La mayoría de bancadas se mantuvieron alerta para observar el contrato con el Consorcio KunturWasi y la adenda del mismo sobre la construcción del Aeropuerto de Chinchero. El hecho desencadenó en un ambiente tenso entre el Gobierno y la oposición, especialmente la de Fuerza Popular. Las relaciones entre Ejecutivo y Parlamento hasta ahora no han sido las deseadas para cambiar el rumbo de un escenario que parece estar destinado a un ataque sin tregua y carente de gobernabilidad consensuada. El caso Chinchero, otros pendientes y los que vendrán, contribuyen a la incertidumbre en la relación de estos dos poderes del Estado.
¿Por qué son repetitivos estos anuncios y casi advertencias de interpelación a los ministros de este gobierno? ¿Quiénes promueven estas prácticas que tergiversan el sentido de las mismas? ¿Qué consecuencias tienen para la gobernanza estatal? Este escenario del espectáculo político se entiende por una lógica equívoca de ser oposición mayoritaria en el Congreso: el comportamiento político como rédito electoral permanente. Este contexto se promueve por fuerzas que decidieron no apoyar la alianza simbólica y decisiva que permitió llegar a PPK a Palacio de Gobierno. Las consecuencias van más allá de la satisfacción política de poder influir sobre la esfera del Ejecutivo y practicar un sentido de sometimiento al primer poder del Estado.
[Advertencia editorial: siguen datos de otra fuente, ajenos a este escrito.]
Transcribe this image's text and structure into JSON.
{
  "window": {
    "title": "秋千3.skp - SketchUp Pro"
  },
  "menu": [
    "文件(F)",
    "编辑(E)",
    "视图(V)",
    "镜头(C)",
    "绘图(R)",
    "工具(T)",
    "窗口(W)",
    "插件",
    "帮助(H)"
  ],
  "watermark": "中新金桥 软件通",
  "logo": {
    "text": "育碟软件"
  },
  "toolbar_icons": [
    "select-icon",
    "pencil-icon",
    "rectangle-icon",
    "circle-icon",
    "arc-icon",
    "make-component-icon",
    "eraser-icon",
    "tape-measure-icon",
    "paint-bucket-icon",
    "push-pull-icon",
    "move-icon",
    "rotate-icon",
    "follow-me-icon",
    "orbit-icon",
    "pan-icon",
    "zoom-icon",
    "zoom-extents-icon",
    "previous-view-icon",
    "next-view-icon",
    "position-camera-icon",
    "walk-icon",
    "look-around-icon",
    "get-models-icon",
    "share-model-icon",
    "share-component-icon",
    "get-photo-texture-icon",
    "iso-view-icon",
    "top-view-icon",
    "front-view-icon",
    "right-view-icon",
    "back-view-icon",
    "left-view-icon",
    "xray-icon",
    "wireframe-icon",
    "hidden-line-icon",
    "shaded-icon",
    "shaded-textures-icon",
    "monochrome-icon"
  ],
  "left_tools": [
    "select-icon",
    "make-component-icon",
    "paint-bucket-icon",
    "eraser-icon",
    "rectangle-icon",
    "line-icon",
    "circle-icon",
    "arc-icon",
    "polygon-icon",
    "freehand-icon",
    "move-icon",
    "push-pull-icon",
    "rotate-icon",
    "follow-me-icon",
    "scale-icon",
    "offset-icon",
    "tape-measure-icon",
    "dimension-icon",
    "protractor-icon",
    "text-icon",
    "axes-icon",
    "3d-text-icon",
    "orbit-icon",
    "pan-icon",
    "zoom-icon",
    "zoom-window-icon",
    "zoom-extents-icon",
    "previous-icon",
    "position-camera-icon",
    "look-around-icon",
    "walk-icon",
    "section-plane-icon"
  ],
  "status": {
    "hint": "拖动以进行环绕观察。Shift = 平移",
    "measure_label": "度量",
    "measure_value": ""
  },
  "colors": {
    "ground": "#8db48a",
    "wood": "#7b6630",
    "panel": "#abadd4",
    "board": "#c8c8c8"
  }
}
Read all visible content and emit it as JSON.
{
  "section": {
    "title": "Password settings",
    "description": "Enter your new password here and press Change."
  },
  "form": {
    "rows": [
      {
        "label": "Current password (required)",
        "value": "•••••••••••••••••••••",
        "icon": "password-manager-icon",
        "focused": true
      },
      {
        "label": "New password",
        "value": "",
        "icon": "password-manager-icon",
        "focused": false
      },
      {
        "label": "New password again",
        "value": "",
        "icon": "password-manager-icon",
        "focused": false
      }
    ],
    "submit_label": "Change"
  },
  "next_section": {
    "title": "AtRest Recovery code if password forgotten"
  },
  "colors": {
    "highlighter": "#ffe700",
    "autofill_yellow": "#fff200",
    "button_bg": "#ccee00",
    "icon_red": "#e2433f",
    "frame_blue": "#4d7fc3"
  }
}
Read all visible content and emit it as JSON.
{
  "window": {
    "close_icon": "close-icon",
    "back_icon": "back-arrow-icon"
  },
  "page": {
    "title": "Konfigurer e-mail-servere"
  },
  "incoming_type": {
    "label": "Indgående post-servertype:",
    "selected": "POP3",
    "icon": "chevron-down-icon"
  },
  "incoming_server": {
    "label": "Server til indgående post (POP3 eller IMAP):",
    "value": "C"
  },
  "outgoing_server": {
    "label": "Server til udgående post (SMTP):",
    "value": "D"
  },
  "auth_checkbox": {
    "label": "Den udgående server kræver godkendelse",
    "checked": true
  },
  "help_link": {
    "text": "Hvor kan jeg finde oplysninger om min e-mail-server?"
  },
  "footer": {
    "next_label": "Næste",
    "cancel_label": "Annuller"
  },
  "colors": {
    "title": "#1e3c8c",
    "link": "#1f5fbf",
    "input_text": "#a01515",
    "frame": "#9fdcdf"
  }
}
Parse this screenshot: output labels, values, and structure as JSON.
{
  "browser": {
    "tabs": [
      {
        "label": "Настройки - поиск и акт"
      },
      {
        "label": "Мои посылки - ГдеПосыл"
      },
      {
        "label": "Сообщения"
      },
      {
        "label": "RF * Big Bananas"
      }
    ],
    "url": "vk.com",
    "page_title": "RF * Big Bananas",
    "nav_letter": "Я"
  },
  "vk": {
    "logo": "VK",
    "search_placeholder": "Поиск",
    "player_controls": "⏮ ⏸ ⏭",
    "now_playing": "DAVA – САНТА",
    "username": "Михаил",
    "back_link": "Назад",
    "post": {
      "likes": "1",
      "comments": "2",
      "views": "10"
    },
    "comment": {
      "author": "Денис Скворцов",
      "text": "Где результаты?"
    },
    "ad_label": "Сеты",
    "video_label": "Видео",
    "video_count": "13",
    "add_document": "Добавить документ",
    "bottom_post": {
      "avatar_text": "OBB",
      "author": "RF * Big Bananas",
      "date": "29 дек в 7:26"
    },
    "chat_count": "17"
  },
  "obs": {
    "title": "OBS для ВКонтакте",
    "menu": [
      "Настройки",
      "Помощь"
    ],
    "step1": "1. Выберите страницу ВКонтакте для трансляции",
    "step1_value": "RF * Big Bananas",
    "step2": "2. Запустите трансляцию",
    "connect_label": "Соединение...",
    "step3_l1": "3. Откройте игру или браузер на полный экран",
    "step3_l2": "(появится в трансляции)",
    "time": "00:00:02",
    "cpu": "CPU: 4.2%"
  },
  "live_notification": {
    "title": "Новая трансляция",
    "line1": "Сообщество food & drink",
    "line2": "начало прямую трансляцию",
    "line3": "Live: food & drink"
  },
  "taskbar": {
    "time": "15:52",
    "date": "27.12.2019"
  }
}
Establezcamos tiempos respecto al asentamiento gubernamental entre un período y otro. En segundo lugar, reglamentar el recurso de interpelación fuera de todo juicio político que desencadene en una mejora del posicionamiento electoral de las fuerzas acusadoras. En parte, necesitamos mejorar el recurso de la gestión de interés para una apertura consciente del gobierno ante las obras que traen mejora en la ciudadanía, con reglas que cierren filas a toda crítica que busque oportunismo y que sancionen civil y judicialmente a quienes caminen lejos de la Ley.
Alejados de toda polarización electoral, recurrimos a establecer las reglas claras de juego para una gobernabilidad artificial y sin interrupciones. El Ejecutivo tiene que hacer bien el rol de gestión política y gobernar en un escenario hostil (se esperaba). Hace diez meses dejamos la competencia electoral para ir hacia un gobierno que nació del consenso anti electoral y débil políticamente, pero que necesita de #UnaSolaFuerza. En los pasillos del Parlamento se escucha: el que sigue, por favor.